Several other top listed candidates (Diss, Wingham, Petersfield) have the same issue though Petersfield has the additional issue of one entity that covers the whole area plus 8 entities that record each of its sections.

In [None]:
name = "Wymondham Conservation Area"
possible_duplicates: list[MultiPolygon] = [
    loads(shape_str)
    for shape_str in conservation_df.filter(pl.col("name") == name)[
        "geometry"
    ].to_list()
    if shape_str
]

fig = plot_duplicates(possible_duplicates)
fig.show()

### Complete Overlap

Sorting instead by the amount of overlap between polygons, we get entities that are clear duplicates. For conservation areas like Stone, we get a small number of duplicate entities with essentially identical geometries. For more complex cases like Farringdon, we get one overarching polygon with several other entities that completely duplicate sections of it, leading to high overlaps.

In [None]:
name = "Stone"
possible_duplicates: list[MultiPolygon] = [
    loads(shape_str)
    for shape_str in conservation_df.filter(pl.col("name") == name)[
        "geometry"
    ].to_list()
    if shape_str
]

fig = plot_duplicates(possible_duplicates)
fig.show()

### Missing Data

Another common failure mode is when two entities have the same name but should be under different organiations.

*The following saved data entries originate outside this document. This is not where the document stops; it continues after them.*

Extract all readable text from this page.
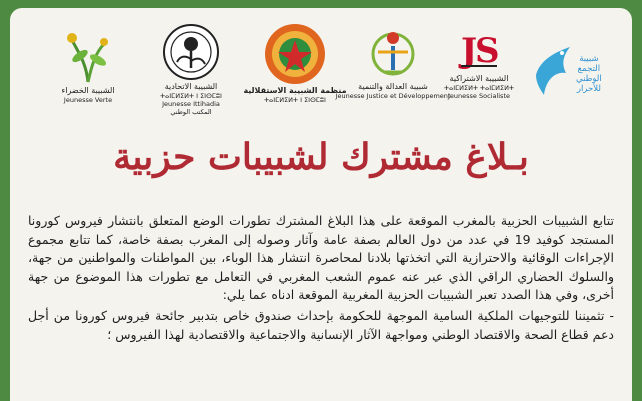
الشبيبة الخضراء
Jeunesse Verte
الشبيبة الاتحادية
ⵜⴰⵏⵎⵍⵉⵍⵜ ⵏ ⵉⵏⵙⵎⵓⵏ
Jeunesse Ittihadia
المكتب الوطني
منظمة الشبيبة الاستقلالية
ⵜⴰⵏⵎⵍⵉⵍⵜ ⵏ ⵉⵏⵙⵎⵓⵏ
شبيبة العدالة والتنمية
Jeunesse Justice et Développement
J
S
الشبيبة الاشتراكية
ⵜⴰⵏⵎⵍⵉⵍⵜ ⵜⴰⵏⵎⵍⵉⵍⵜ
Jeunesse Socialiste
شبيبة
التجمع
الوطني
للأحرار
بـلاغ مشترك لشبيبات حزبية

تتابع الشبيبات الحزبية بالمغرب الموقعة على هذا البلاغ المشترك تطورات الوضع المتعلق بانتشار فيروس كورونا المستجد كوفيد 19 في عدد من دول العالم بصفة عامة وآثار وصوله إلى المغرب بصفة خاصة، كما تتابع مجموع الإجراءات الوقائية والاحترازية التي اتخذتها بلادنا لمحاصرة انتشار هذا الوباء، بين المواطنات والمواطنين من جهة، والسلوك الحضاري الراقي الذي عبر عنه عموم الشعب المغربي في التعامل مع تطورات هذا الموضوع من جهة أخرى، وفي هذا الصدد تعبر الشبيبات الحزبية المغربية الموقعة ادناه عما يلي:

- تثميننا للتوجيهات الملكية السامية الموجهة للحكومة بإحداث صندوق خاص بتدبير جائحة فيروس كورونا من أجل دعم قطاع الصحة والاقتصاد الوطني ومواجهة الآثار الإنسانية والاجتماعية والاقتصادية لهذا الفيروس ؛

For example Poulton which appears to be the name of a place in the Cotswolds as well as Cheshire but both have been assigned to MHCLG (entity 600001) instead of their local council. 

These cases are also often missing geometries but do have documentation-urls. If some of the previous validation steps were run documentation-url and document-url might be fixed. A simple rule to validate the organisation given the documentation-url might fix the assignment to MHCLG. Geometry might be obtained if the organisation leads to the correct endpoint or if AI tools are used to extract polygons from documents.

In [None]:
name = "Poulton"
conservation_df.filter(pl.col("name") == name)

In [None]:
name = "Tiverton"
conservation_df.filter(pl.col("name") == name)

In [None]:
name = "Moor Park"
conservation_df.filter(pl.col("name") == name)